Facebook Acquires Brain-Computing Startup CTRL-Labs

Image courtesy of: CTRL-Labs

Staff Writer

Oculus-parent company Facebook has announced that it will acquire CTRL-Labs, a brain-computer interface startup based in New York City, that is developing neural hardware and software capable of transmitting electrical signals from the brain to be used for computer input.

Facebook’s Andrew Bosworth, who serves as VP of the company’s augmented reality and virtual reality divisions, announced the planned acquisition of CTRL-Labs for an undisclosed sum, in a post via his Facebook page. According to Bosworth, CTRL-Labs will become part of the Facebook Reality Labs (FRL) team, the social media giant’s VR and AR research and development group that was formerly known as Oculus Research. A report by Bloomberg estimates that the size of Facebook’s latest deal is somewhere between $500 million and $1 billion.

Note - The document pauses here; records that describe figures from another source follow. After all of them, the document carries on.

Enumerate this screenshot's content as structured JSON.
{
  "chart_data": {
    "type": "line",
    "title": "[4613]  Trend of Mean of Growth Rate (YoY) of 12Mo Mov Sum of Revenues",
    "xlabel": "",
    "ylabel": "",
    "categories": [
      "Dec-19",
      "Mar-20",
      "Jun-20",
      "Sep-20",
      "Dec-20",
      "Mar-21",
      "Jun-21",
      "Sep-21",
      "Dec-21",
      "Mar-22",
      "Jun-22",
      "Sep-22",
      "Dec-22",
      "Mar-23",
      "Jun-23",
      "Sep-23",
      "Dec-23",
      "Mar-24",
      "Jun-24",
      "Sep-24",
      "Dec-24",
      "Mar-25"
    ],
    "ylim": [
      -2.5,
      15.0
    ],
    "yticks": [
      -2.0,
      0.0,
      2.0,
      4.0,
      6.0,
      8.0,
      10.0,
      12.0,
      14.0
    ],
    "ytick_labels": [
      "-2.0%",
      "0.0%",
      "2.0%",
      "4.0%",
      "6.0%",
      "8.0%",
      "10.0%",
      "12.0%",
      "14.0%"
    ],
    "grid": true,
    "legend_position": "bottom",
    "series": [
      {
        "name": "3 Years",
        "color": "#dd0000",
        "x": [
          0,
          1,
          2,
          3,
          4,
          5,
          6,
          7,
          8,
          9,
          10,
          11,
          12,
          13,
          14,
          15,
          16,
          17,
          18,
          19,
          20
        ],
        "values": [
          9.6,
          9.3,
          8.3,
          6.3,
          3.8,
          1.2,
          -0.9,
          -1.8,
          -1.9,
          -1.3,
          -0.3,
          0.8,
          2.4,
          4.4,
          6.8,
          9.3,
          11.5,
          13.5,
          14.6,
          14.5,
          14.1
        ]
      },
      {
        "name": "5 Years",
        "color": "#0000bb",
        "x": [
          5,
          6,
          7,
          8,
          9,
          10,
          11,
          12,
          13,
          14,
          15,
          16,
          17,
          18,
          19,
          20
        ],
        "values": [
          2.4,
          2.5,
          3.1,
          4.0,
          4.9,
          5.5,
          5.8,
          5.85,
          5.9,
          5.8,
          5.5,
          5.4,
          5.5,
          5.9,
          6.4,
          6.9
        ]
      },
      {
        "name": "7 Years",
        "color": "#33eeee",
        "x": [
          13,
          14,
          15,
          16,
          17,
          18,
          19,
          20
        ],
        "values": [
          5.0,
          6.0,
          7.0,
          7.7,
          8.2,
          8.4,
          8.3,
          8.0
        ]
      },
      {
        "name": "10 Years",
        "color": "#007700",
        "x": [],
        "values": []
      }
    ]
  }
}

“We know there are more natural, intuitive ways to interact with devices and technology. And we want to build them,” Bosworth wrote in his post announcing the deal. “It’s why we’ve agreed to acquire CTRL-labs […] we hope to build this kind of technology, at scale and get it into consumer products faster. Technology like this has the potential to open up new creative possibilities and reimagine 19th-century inventions in a 21st-century world. This is how our interactions in VR and AR can one day look. It can change the way we connect.”

Facebook intends to continue CTRL-Labs’ effort to develop a wrist-worn device that measures the neural activity in a user, which will essentially allow users to control gestures and motions on a computer screen and other digital devices just by thinking about it, as a “natural extension” of their movement.

In his post, Bosworth goes on to explains how this technology works, stating: “You have neurons in your spinal cord that send electrical signals to your hand muscles telling them to move in specific ways such as to click a mouse or press a button. The wristband will decode those signals and translate them into a digital signal your device can understand, empowering you with control over your digital life.”

It’s clear that Facebook’s acquisition of CTRL-Labs marks an important step forward in the company’s ambitious goal to develop brain-computing technology, which it hopes will be used to vastly improve the user experience in virtual reality, as well as augmented reality experiences in the coming years ahead.